From miner perspective, in the short run, it is most profitable to include tx with fee that is grater than penalty from broadcasting this transaction. As I understand, as soon as block O(1) propagation is included this penalty is greatly reduced and amounts to almost 0. Therefore if miner is greedy it is best to include almost all transactions with non-zero fee as soon as possible. This however will destroy fee market -> fees will collapse to 0. This is not free market. Good well known analogy is situation when there is an unexpected surplus of some goods eg. food in the wake of some international sanctions. It is then not possible to sell all goods in the domestic market as the demand is not enough even if the wholesale price is 0. Therefore artificial limitation (destroying crops) is crucial for securing farmer revenues.
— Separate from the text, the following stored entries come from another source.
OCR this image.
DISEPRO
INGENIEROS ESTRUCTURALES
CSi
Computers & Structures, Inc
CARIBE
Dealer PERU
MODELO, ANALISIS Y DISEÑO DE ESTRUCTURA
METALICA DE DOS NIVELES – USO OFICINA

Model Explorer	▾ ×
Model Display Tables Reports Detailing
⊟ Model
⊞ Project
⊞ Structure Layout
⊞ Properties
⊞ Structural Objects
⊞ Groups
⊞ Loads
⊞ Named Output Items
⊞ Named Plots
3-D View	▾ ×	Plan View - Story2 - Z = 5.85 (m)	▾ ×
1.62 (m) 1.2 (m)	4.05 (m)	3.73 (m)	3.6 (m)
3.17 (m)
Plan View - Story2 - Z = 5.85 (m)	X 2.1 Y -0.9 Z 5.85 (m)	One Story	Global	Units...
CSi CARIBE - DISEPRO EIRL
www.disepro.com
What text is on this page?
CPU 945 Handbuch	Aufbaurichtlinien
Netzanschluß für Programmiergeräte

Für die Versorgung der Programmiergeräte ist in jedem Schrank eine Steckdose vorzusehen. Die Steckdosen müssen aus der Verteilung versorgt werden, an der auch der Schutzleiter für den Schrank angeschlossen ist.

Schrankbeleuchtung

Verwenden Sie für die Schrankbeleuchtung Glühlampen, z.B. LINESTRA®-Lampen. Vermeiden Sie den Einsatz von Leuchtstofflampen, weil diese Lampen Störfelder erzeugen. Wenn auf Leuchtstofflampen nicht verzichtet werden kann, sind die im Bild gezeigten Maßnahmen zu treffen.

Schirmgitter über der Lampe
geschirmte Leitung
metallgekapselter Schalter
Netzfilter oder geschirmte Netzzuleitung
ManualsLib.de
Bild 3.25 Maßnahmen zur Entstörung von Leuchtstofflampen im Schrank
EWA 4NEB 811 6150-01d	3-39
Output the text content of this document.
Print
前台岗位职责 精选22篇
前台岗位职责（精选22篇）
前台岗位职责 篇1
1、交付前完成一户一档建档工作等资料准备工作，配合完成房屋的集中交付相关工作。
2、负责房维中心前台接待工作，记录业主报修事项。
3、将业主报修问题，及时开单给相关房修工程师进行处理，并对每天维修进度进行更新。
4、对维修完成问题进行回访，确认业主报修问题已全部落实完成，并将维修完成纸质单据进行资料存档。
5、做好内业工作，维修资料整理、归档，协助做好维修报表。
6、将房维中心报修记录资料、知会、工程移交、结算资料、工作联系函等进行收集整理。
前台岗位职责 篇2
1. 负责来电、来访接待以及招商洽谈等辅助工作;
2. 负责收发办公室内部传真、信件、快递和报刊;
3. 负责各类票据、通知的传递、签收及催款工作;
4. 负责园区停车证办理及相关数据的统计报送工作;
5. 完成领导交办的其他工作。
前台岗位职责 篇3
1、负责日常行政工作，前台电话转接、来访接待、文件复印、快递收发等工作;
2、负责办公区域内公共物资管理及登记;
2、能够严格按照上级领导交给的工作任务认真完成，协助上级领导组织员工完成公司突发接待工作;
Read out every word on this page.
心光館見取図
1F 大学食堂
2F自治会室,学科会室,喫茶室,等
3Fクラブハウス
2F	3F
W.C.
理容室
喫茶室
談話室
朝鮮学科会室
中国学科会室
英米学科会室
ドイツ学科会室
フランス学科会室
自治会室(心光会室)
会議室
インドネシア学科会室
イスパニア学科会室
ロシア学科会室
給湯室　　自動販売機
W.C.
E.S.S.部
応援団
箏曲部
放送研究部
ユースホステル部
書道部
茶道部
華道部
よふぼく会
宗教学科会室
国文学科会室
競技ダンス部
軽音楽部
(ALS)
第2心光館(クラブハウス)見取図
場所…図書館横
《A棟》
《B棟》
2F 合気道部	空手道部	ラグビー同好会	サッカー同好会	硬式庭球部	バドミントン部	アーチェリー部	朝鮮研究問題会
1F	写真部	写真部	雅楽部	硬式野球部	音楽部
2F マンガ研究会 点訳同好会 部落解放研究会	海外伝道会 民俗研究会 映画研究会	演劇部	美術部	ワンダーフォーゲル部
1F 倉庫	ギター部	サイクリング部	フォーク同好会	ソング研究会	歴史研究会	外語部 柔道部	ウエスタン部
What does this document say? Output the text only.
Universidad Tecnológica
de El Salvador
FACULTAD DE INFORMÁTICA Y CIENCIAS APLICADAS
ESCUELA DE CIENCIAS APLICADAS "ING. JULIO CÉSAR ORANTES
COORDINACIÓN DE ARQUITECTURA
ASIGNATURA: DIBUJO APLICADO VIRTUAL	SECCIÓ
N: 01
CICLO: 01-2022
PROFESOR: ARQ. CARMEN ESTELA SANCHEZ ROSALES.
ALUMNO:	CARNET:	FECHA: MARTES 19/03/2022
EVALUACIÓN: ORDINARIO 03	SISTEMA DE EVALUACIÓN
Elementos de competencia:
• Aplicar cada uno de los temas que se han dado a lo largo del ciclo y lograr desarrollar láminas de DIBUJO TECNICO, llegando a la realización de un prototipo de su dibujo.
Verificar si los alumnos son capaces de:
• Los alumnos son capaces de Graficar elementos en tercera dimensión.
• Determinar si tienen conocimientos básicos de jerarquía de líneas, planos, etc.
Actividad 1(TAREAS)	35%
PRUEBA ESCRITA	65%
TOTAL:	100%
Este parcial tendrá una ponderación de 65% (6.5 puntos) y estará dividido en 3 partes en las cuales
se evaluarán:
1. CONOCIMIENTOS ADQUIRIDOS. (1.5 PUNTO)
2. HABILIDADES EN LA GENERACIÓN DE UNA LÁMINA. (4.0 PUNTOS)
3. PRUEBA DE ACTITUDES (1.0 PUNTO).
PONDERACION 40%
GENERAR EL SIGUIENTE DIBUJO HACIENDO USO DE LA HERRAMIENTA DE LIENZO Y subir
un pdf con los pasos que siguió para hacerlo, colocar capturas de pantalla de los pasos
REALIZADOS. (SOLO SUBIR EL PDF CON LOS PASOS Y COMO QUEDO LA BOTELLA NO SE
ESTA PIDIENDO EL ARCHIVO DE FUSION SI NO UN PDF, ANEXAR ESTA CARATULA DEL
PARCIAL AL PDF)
From miners perspective the best limitation is the one that brings miners the biggest revenue. That is probably when the fee is competitive with the other means of payment for small to medium types of transactions as those types of transactions are the most common ones. Therefore the ideal tx fee should probably be somewhere between $.1-$1.
If miners cooperate they have the power to limit soft maxblocksize by simply not mining larger blocks. But is this kind of cooperation possible in the view of the fact that greedy miner would mine all non-zero txs and have higher revenue? I think Gavin thinks it is possible so the hard maxblocksize role should be different. It should be just an upper limit of soft maxblocksize that miners can impose and that would guarantee network decentralization.